Patients with FLT3 and NPM1 mutations had higher expression of CD33, which was consistent with the published literature [20]. Another study reported higher CD33 expression in AMLs with NPM1 mutation,which is confirmed by our findings [21].However,this conclusion needs to be supported by more clinical data. If possible, follow up the levels of cell surface expression of CD33 in AML patients with minimal residual disease based on positivity for NPM1 mut. Perhaps we can operate laboratory research to reveals deeper connections between the level of CD33 and NPM1-mutation. We can propose that CD33 is a target for AML immunotherapy according to our findings [22].

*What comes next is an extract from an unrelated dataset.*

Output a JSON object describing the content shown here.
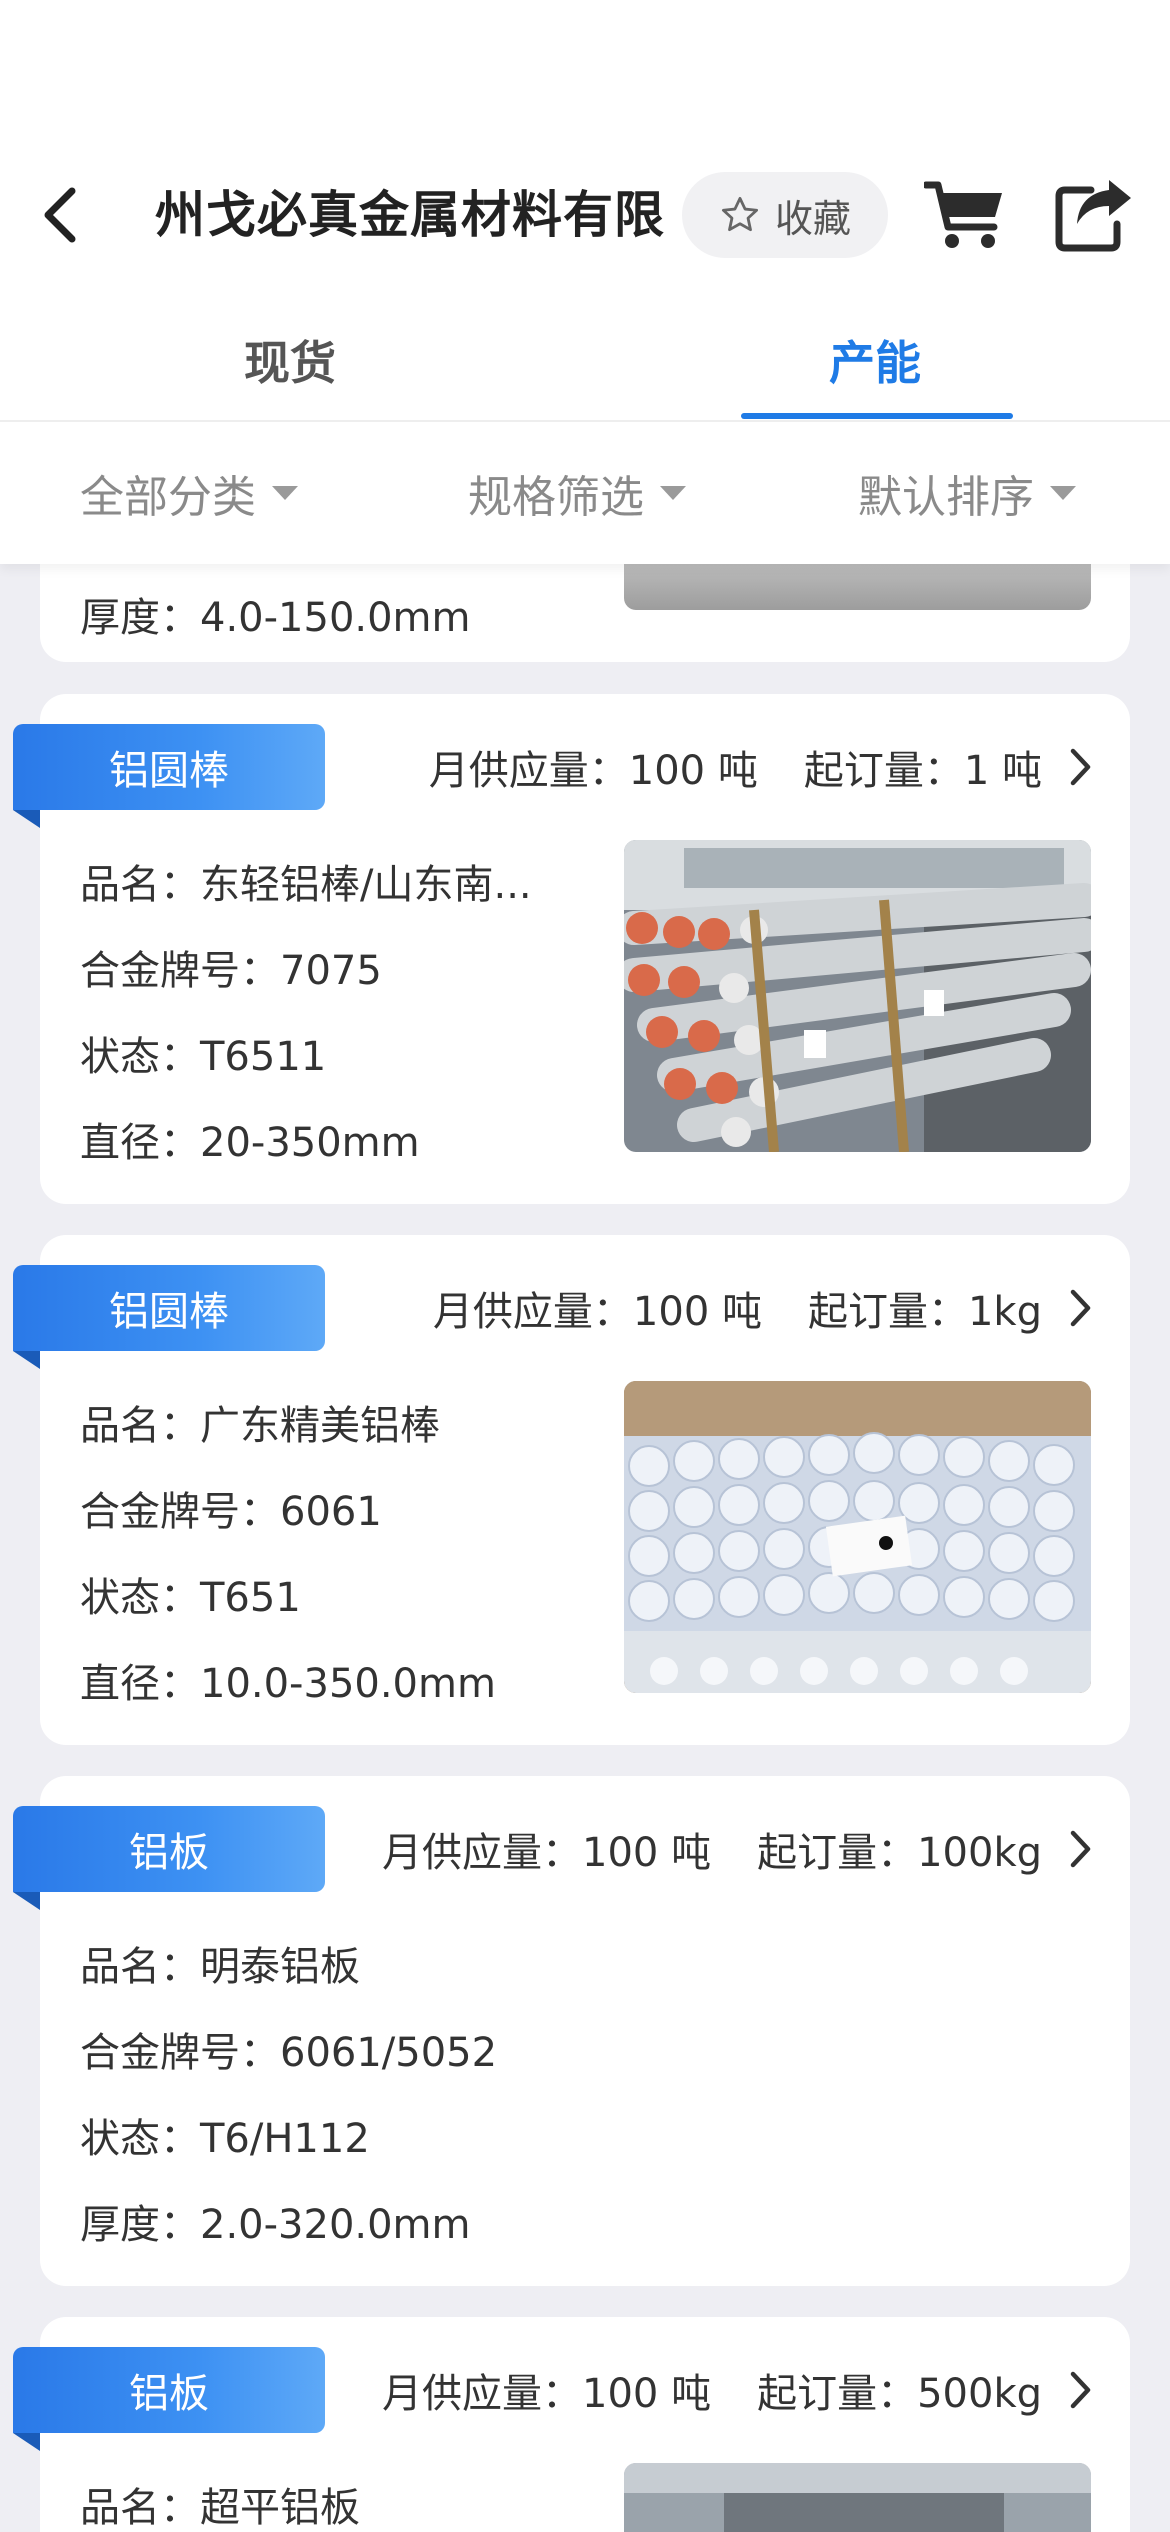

Targeting CD33 appears to be a suitable alternative in patients who lack hematologic stem cell donors. Ongoing efforts are needed to optimize the application to enhance therapeutic effects and decrease injury, including cytotoxicity and economic losses. To investigate the possibility of immune-based therapies beyond stem cell transplantation to treat hematologic malignancies and recommend targeting CD33 therapy for more extended list treatments, future research should focus on studies with higher quality parameters, such as larger sample sizes, randomized studies and prospective studies.

Responsive biomarkers will enable us to select patients who are more likely to benefit from immune checkpoints and monoclonal-based therapies. Exploiting the true potential of immune agents in AML requires excellently designed clinical trials. Trials are ongoing and will guide further development of immune agents [17, 22,23,24,25].

Conclusion

According to these results in the retrospective study, we have reason to believe that CD33 can serves as a promising target of immunotherapy for AML.